The Challenge
Comprehensive Nanotube Design from Single-Layer Materials
Single-layer materials such as graphene, MoS₂, silicene, and boron nitride have exceptional properties for catalysis, sensing, and energy storage. Nanotubes derived from these materials inherit these properties while offering unique tubular geometries for applications in electronics and nanoscale devices. Yet computational tools for constructing and characterizing these nanotubes are severely limited.
Existing tools like VMD Nanotube Plugin and Chiraltube can only handle zero-thickness materials, skip energy minimization, and cannot compute atomistic descriptors. A comprehensive solution was needed that could digitally construct nanotubes from both carbon and non-carbon single-layer materials, apply realistic energy minimization, and automatically extract descriptors to accelerate nanomaterial discovery and rational design.
Our Approach
A three-stage automated workflow from material selection to energy-minimized descriptor calculation
Select single-layer material and define unit cell
Choose from 16+ predefined single-layer materials including graphene, graphane, graphynes, silicene, germanene, boron nitride, MoS₂, WS₂, and others. Visualize the 2D unit cell structure and customize rolling parameters. Unlike zero-thickness tools, NanoTube Construct supports materials with realistic atomic layers.

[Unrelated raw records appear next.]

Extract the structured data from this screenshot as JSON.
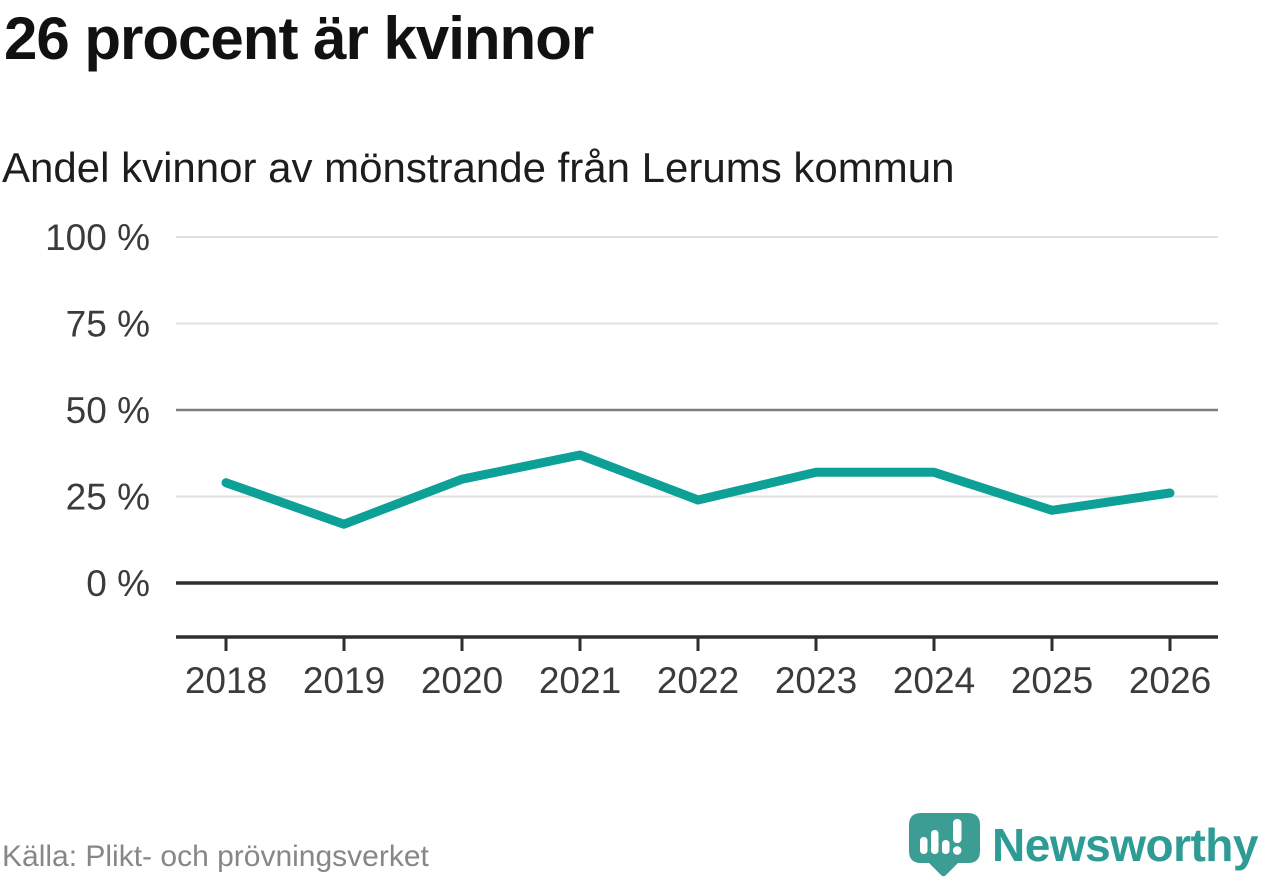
{
  "header": {
    "title": "26 procent är kvinnor",
    "subtitle": "Andel kvinnor av mönstrande från Lerums kommun"
  },
  "chart_data": {
    "type": "line",
    "title": "26 procent är kvinnor",
    "subtitle": "Andel kvinnor av mönstrande från Lerums kommun",
    "x": [
      2018,
      2019,
      2020,
      2021,
      2022,
      2023,
      2024,
      2025,
      2026
    ],
    "xticklabels": [
      "2018",
      "2019",
      "2020",
      "2021",
      "2022",
      "2023",
      "2024",
      "2025",
      "2026"
    ],
    "series": [
      {
        "name": "Andel kvinnor av mönstrande",
        "values": [
          29,
          17,
          30,
          37,
          24,
          32,
          32,
          21,
          26
        ]
      }
    ],
    "ylim": [
      0,
      100
    ],
    "yticks": [
      {
        "value": 100,
        "label": "100 %"
      },
      {
        "value": 75,
        "label": "75 %"
      },
      {
        "value": 50,
        "label": "50 %"
      },
      {
        "value": 25,
        "label": "25 %"
      },
      {
        "value": 0,
        "label": "0 %"
      }
    ],
    "grid": true,
    "legend": "none"
  },
  "colors": {
    "line_teal": "#0DA096",
    "brand_teal": "#2E9C94",
    "logo_mark_teal": "#3C9D95",
    "grid_light": "#E0E0E0",
    "grid_mid": "#7D7D7D",
    "axis_dark": "#2E2E2E",
    "tick_text": "#3B3B3B"
  },
  "footer": {
    "source": "Källa: Plikt- och prövningsverket",
    "brand": "Newsworthy"
  }
}
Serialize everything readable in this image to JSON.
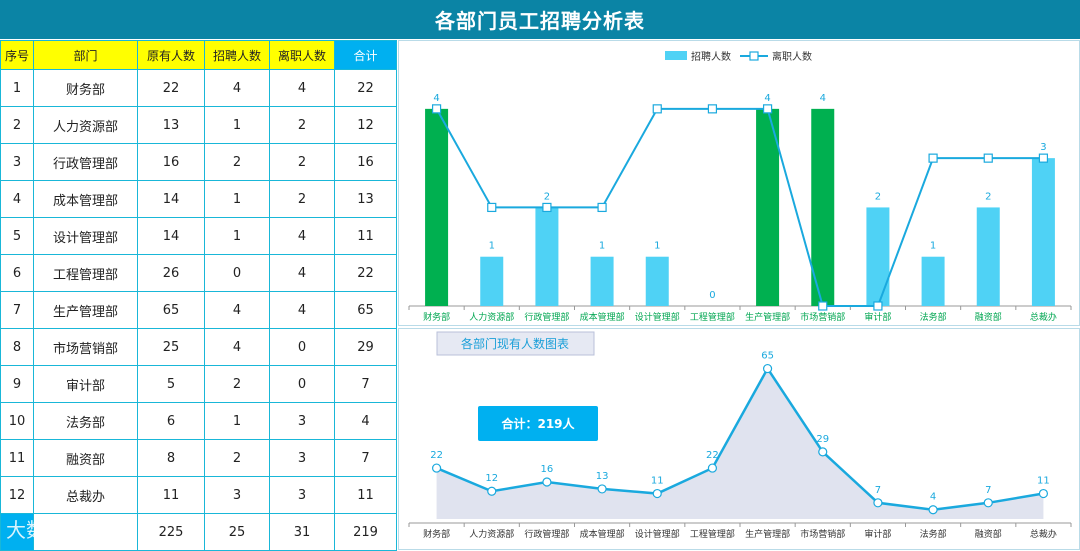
{
  "title": "各部门员工招聘分析表",
  "table": {
    "headers": [
      "序号",
      "部门",
      "原有人数",
      "招聘人数",
      "离职人数",
      "合计"
    ],
    "rows": [
      [
        "1",
        "财务部",
        "22",
        "4",
        "4",
        "22"
      ],
      [
        "2",
        "人力资源部",
        "13",
        "1",
        "2",
        "12"
      ],
      [
        "3",
        "行政管理部",
        "16",
        "2",
        "2",
        "16"
      ],
      [
        "4",
        "成本管理部",
        "14",
        "1",
        "2",
        "13"
      ],
      [
        "5",
        "设计管理部",
        "14",
        "1",
        "4",
        "11"
      ],
      [
        "6",
        "工程管理部",
        "26",
        "0",
        "4",
        "22"
      ],
      [
        "7",
        "生产管理部",
        "65",
        "4",
        "4",
        "65"
      ],
      [
        "8",
        "市场营销部",
        "25",
        "4",
        "0",
        "29"
      ],
      [
        "9",
        "审计部",
        "5",
        "2",
        "0",
        "7"
      ],
      [
        "10",
        "法务部",
        "6",
        "1",
        "3",
        "4"
      ],
      [
        "11",
        "融资部",
        "8",
        "2",
        "3",
        "7"
      ],
      [
        "12",
        "总裁办",
        "11",
        "3",
        "3",
        "11"
      ]
    ],
    "totals": [
      "",
      "",
      "225",
      "25",
      "31",
      "219"
    ]
  },
  "watermark": "大数跨境",
  "colors": {
    "title_bg": "#0b84a5",
    "bar_light": "#4fd2f5",
    "bar_green": "#00b050",
    "line": "#1aa9de",
    "area_fill": "#e0e3ef"
  },
  "chart_data": [
    {
      "type": "bar",
      "categories": [
        "财务部",
        "人力资源部",
        "行政管理部",
        "成本管理部",
        "设计管理部",
        "工程管理部",
        "生产管理部",
        "市场营销部",
        "审计部",
        "法务部",
        "融资部",
        "总裁办"
      ],
      "series": [
        {
          "name": "招聘人数",
          "type": "bar",
          "values": [
            4,
            1,
            2,
            1,
            1,
            0,
            4,
            4,
            2,
            1,
            2,
            3
          ]
        },
        {
          "name": "离职人数",
          "type": "line",
          "values": [
            4,
            2,
            2,
            2,
            4,
            4,
            4,
            0,
            0,
            3,
            3,
            3
          ]
        }
      ],
      "highlighted_bars": [
        0,
        6,
        7
      ],
      "ylim": [
        0,
        4.2
      ],
      "legend": "top-center"
    },
    {
      "type": "area",
      "title": "各部门现有人数图表",
      "total_label": "合计：219人",
      "categories": [
        "财务部",
        "人力资源部",
        "行政管理部",
        "成本管理部",
        "设计管理部",
        "工程管理部",
        "生产管理部",
        "市场营销部",
        "审计部",
        "法务部",
        "融资部",
        "总裁办"
      ],
      "series": [
        {
          "values": [
            22,
            12,
            16,
            13,
            11,
            22,
            65,
            29,
            7,
            4,
            7,
            11
          ]
        }
      ],
      "ylim": [
        0,
        70
      ]
    }
  ]
}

Define rolling direction and construct nanosheet
Specify chirality indexes (including negative values for full directional control) and nanosheet dimensions. Geometrically replicate the unit cell, apply periodic boundary conditions, and construct the 2D nanosheet with full control over nanotube chiral properties and dimensions.
Roll nanosheet into nanotube geometry and optimize
Apply energy minimization to the constructed nanotube structure, generating realistic 3D geometries. Calculate atomistic descriptors for both the nanotube and corresponding nanosheet, enabling direct comparison of stability and energy between tube and sheet configurations.
Calculate 30+ atomistic descriptors
Automatically compute descriptors including bond statistics, coordination numbers, energy metrics, and structural parameters. All descriptors are derived directly from the energy-minimized structures, making them suitable for machine learning model development and nanomaterial design optimization.
Compare nanotube vs nanosheet stability
Determine whether the nanotube or nanosheet configuration is more energetically stable, guiding rational design decisions. Export complete structural and descriptor data for use in FAIR data repositories and downstream nanoinformatics analyses.